The transaction is expected to close in the first half of 2023, which would add on top of multiple other acquisitions conducted by Shell around the world, as the group prepares for mass electrification.
Volta is a quite interesting company, as it operates a dual charging and media network – charging stalls display ads while the charging itself is usually free.
According to the recent Q3 2022 financial report, Volta has some 983 charging sites in the United States, including 3,093 charging stalls and 5,627 screens (*some stalls do not have screens, and some wall-mounted stalls have a single screen). The number of stalls increased by some 45 percent year-over-year.
As the EV charging business is a new one and has been constantly evolving over the last 10+ years, we don’t really know whether dual charging and media network will succeed.
Even the more conventional charging networks, which require EV drivers to pay for charging, were struggling during the past decade.
In the case of Volta, we can see quickly growing revenues (by 66 percent year-over-year in Q3), but at the same time, the revenues are still not high enough to cover costs.
The report indicates that in Q3 alone, the company noted a net loss of $42.5 million, while during the nine-month period, it was $128 million, compared to $38 million in revenues.

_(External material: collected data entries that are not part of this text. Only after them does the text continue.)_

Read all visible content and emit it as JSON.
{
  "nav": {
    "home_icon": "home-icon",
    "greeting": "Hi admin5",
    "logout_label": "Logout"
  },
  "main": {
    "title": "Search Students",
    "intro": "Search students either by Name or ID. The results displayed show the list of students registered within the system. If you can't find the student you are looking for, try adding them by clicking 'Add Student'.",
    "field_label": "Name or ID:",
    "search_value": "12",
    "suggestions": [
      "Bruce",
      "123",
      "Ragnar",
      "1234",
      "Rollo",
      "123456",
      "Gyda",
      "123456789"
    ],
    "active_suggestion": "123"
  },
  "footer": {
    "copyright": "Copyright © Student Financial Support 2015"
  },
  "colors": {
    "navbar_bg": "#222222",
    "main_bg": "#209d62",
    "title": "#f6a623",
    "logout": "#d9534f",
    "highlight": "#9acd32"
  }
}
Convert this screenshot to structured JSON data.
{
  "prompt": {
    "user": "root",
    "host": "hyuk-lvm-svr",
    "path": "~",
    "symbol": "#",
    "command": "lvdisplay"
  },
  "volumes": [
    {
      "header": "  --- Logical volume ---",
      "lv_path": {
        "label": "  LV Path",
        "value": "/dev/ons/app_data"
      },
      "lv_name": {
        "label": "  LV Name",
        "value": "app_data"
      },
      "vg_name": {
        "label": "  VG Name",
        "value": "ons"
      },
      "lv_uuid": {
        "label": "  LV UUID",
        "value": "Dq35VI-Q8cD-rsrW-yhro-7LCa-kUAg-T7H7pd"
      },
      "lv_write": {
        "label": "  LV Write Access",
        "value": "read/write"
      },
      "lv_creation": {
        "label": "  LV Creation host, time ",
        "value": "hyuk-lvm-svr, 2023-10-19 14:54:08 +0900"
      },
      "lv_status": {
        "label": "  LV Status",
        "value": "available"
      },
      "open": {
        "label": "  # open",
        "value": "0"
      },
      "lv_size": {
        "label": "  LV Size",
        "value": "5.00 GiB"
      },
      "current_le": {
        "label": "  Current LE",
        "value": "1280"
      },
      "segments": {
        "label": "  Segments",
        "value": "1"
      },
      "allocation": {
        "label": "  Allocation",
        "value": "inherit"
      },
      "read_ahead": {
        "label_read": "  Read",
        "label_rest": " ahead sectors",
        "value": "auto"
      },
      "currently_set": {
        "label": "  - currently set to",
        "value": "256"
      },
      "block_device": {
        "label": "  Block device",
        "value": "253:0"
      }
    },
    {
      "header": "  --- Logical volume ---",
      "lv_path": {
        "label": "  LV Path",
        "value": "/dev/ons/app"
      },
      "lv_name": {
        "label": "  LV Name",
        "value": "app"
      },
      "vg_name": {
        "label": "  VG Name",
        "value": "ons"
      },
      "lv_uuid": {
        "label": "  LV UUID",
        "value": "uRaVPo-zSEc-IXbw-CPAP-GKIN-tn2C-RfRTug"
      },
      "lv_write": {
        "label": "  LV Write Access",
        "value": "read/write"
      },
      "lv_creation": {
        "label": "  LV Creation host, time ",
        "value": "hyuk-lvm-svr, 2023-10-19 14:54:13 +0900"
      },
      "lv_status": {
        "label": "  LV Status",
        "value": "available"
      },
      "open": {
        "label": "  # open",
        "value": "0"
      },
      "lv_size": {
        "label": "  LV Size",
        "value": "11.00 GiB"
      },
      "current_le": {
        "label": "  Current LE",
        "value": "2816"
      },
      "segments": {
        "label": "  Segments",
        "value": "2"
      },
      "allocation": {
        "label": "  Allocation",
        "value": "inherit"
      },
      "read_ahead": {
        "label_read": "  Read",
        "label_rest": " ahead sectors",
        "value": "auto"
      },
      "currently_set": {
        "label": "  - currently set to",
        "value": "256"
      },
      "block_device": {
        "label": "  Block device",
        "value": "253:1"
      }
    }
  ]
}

That would explain why the start-up will be acquired by a bigger player like Shell. The expansion of such a network, even with mostly Level 2 AC charging stalls, requires serious cash, before the scale would be enough to eventually generate profits.
It will be very interesting to see Shell’s strategy. The company said that following the completion of the transaction, there will be no immediate change in driver experience.
In the long-term, we might see a mix of Shell conventional charging stations with an additional advertiser-sponsored stalls maybe.